Donc, c'est vraiment l'équité, mais par la fermeture, bien
sûr, tout en laissant le dépannage le dimanche.
Brièvement, j'interviendrai sur trois aspects demandés par
le gouvernement pour l'application de la loi. Et ça, vous l'avez
à la page 13, au chapitre 2 du document de la Coalition. C'est la
révision des exemptions, le transfert au niveau local du pouvoir
décisionnel de l'ouverture le dimanche du secteur alimentation et les
mécanismes et modalités d'application de la loi. En ce qui
concerne les deux derniers aspects, vous les trouverez dans nos propositions,
aux pages 11 et 12, et je pourrai les expliquer à la période de
questions.
Pour ce qui est des exemptions, la Coalition appuie les recommandations
du rapport Richard et, à la page 44 du même rapport du
comité Richard... Et M. Richard, on vous salue. Dieu sait si vous avez
fait un travail qui a duré environ neuf mois et vous étiez
vraiment sur le terrain pour tout comprendre. Par contre, la Coalition tient
à mettre en garde les membres de la commission face aux revendications
de certains droits acquis que pourraient invoquer certains marchés
publics, marchés aux puces et pharmacies en s'appuyant sur les
décrets de janvier 1985 et février 1987. L'abrogation de ces
décrets, telle que recommandée par le comité Richard,
à la page 43 du rapport Richard, est, en plus, appuyée par le
jugement tout récent, le 12 septembre 1989, durant la campagne
électorale, dans la cause de la plantation de fruits Levy inc. qui
déclare le règlement de février 1987 inopérant dans
sa totalité. Et ça, la référence, vous l'avez dans
le document d'information du gouvernement, aux pages 2 et 3.
Enfin, cette fameuse formule dont M. Vaillancourt parlait tantôt,
les entrepôts-clubs, constitue un nouveau secteur de la distribution au
détail qui n'est réglementé par aucune loi actuelle.
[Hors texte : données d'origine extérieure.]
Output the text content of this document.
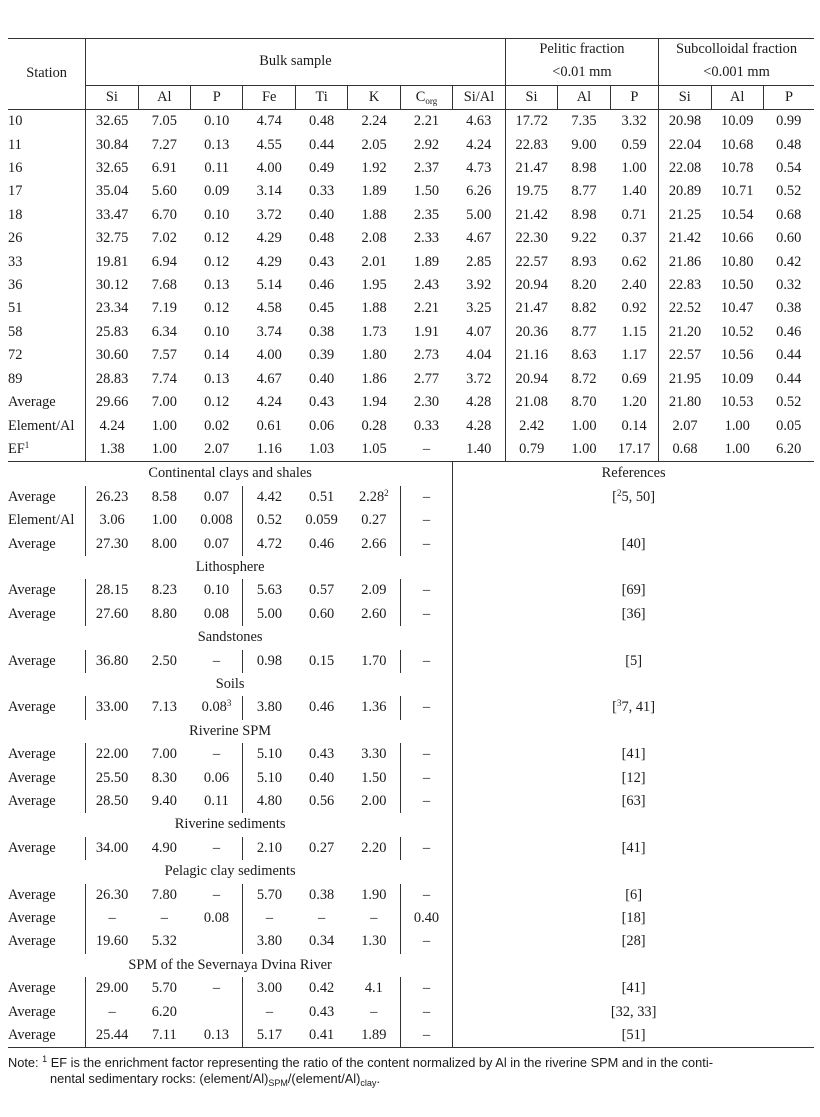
Station	Bulk sample								Pelitic fraction
<0.01 mm			Subcolloidal fraction
<0.001 mm		
	Si	Al	P	Fe	Ti	K	$C_{org}$	Si/Al	Si	Al	P	Si	Al	P
10	32.65	7.05	0.10	4.74	0.48	2.24	2.21	4.63	17.72	7.35	3.32	20.98	10.09	0.99
11	30.84	7.27	0.13	4.55	0.44	2.05	2.92	4.24	22.83	9.00	0.59	22.04	10.68	0.48
16	32.65	6.91	0.11	4.00	0.49	1.92	2.37	4.73	21.47	8.98	1.00	22.08	10.78	0.54
17	35.04	5.60	0.09	3.14	0.33	1.89	1.50	6.26	19.75	8.77	1.40	20.89	10.71	0.52
18	33.47	6.70	0.10	3.72	0.40	1.88	2.35	5.00	21.42	8.98	0.71	21.25	10.54	0.68
26	32.75	7.02	0.12	4.29	0.48	2.08	2.33	4.67	22.30	9.22	0.37	21.42	10.66	0.60
33	19.81	6.94	0.12	4.29	0.43	2.01	1.89	2.85	22.57	8.93	0.62	21.86	10.80	0.42
36	30.12	7.68	0.13	5.14	0.46	1.95	2.43	3.92	20.94	8.20	2.40	22.83	10.50	0.32
51	23.34	7.19	0.12	4.58	0.45	1.88	2.21	3.25	21.47	8.82	0.92	22.52	10.47	0.38
58	25.83	6.34	0.10	3.74	0.38	1.73	1.91	4.07	20.36	8.77	1.15	21.20	10.52	0.46
72	30.60	7.57	0.14	4.00	0.39	1.80	2.73	4.04	21.16	8.63	1.17	22.57	10.56	0.44
89	28.83	7.74	0.13	4.67	0.40	1.86	2.77	3.72	20.94	8.72	0.69	21.95	10.09	0.44
Average	29.66	7.00	0.12	4.24	0.43	1.94	2.30	4.28	21.08	8.70	1.20	21.80	10.53	0.52
Element/Al	4.24	1.00	0.02	0.61	0.06	0.28	0.33	4.28	2.42	1.00	0.14	2.07	1.00	0.05
$EF^1$	1.38	1.00	2.07	1.16	1.03	1.05	–	1.40	0.79	1.00	17.17	0.68	1.00	6.20
Continental clays and shales								References						
Average	26.23	8.58	0.07	4.42	0.51	2.28$^2$	–	[$^2$5, 50]						
Element/Al	3.06	1.00	0.008	0.52	0.059	0.27	–							
Average	27.30	8.00	0.07	4.72	0.46	2.66	–	[40]						
Lithosphere														
Average	28.15	8.23	0.10	5.63	0.57	2.09	–	[69]						
Average	27.60	8.80	0.08	5.00	0.60	2.60	–	[36]						
Sandstones														
Average	36.80	2.50	–	0.98	0.15	1.70	–	[5]						
Soils														
Average	33.00	7.13	0.08$^3$	3.80	0.46	1.36	–	[$^3$7, 41]						
Riverine SPM														
Average	22.00	7.00	–	5.10	0.43	3.30	–	[41]						
Average	25.50	8.30	0.06	5.10	0.40	1.50	–	[12]						
Average	28.50	9.40	0.11	4.80	0.56	2.00	–	[63]						
Riverine sediments														
Average	34.00	4.90	–	2.10	0.27	2.20	–	[41]						
Pelagic clay sediments														
Average	26.30	7.80	–	5.70	0.38	1.90	–	[6]						
Average	–	–	0.08	–	–	–	0.40	[18]						
Average	19.60	5.32		3.80	0.34	1.30	–	[28]						
SPM of the Severnaya Dvina River														
Average	29.00	5.70	–	3.00	0.42	4.1	–	[41]						
Average	–	6.20		–	0.43	–	–	[32, 33]						
Average	25.44	7.11	0.13	5.17	0.41	1.89	–	[51]						
Note: $^1$ EF is the enrichment factor representing the ratio of the content normalized by Al in the riverine SPM and in the conti-
nental sedimentary rocks: $(element/Al)_{SPM}/(element/Al)_{clay}$.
L'achalandage en dehors des heures d'ouverture normales démontre
que, par le biais de cartes de membres, par une structure de prix à
trois niveaux, ils font une concurrence directe aux commerçants
conventionnels.
Donc, j'insiste que si la loi tient compte de ces
éléments, ça rejoint exactement les trois critères
du gouvernement: l'équité entre les commerçants, les
besoins réels du consommateur le dimanche, la qualité de vie des
Québécois. En parlant d'équité entre
commerçants, je pense que je peux vous en parler, de père en fils
on est épicier depuis au-delà d'une cinquantaine d'années
et ça fait 30 ans, moi-même, que je suis à temps plein dans
une épicerie. Le vrai problème, fondamentalement, à part
les grandes corporations qui ont bien des raisons bien connues pour ouvrir sans
limite, sept jours par semaine, 24 heures sur 24... Nous retrouvons un petit
nombre de marchands qui les appuient, et cela, pour deux raisons
différentes d'équité. Le premier, c'est un petit groupe
qui pense qu'il va faire de grosses affaires le dimanche et probablement que
ces gens-là se disent: On va devenir tellement gros que ça va
être comme les corporations, on n'aura pas besoin de travailler le
dimanche. L'autre groupe, ils sont plus nombreux, on les connaît, j'en ai
vu ici ce matin. On parle ensemble, on est tous des confrères
épiciers; on n'est pas des ennemis dans la vie, on est des amis, disons,
au niveau de la business, mais en tant qu'épiciers
québécois, on vit les mêmes choses. Ils se sont fait dire
par les grandes corporations, comme je me suis fait dire, comme les gens de la
Coalition avec moi se sont fait dire, en 1988, précisément au
mois d'octobre: C'est tout décidé, messieurs, le gouvernement ne
fait pas appliquer la loi. Regardez ça, ce que vous faites avec les
injonctions: vous dépensez de l'argent, vous prenez des injonctions
partout, ça n'aboutit pas, ça traîne sur les tablettes, il
y a toutes sortes de choses qui se passent en cour, on manque de jeu, c'est
effrayant. Vous voyez, ils ne veulent pas, ils sont convaincus que le
gouvernement n'a pas les moyens ni la volonté politique d'avoir une loi
qui respecte le dimanche. Cependant, mesdames et messieurs, depuis les travaux
du comité Richard, son rapport nous a toujours convaincus que
l'équité était possible dans la fermeture le dimanche.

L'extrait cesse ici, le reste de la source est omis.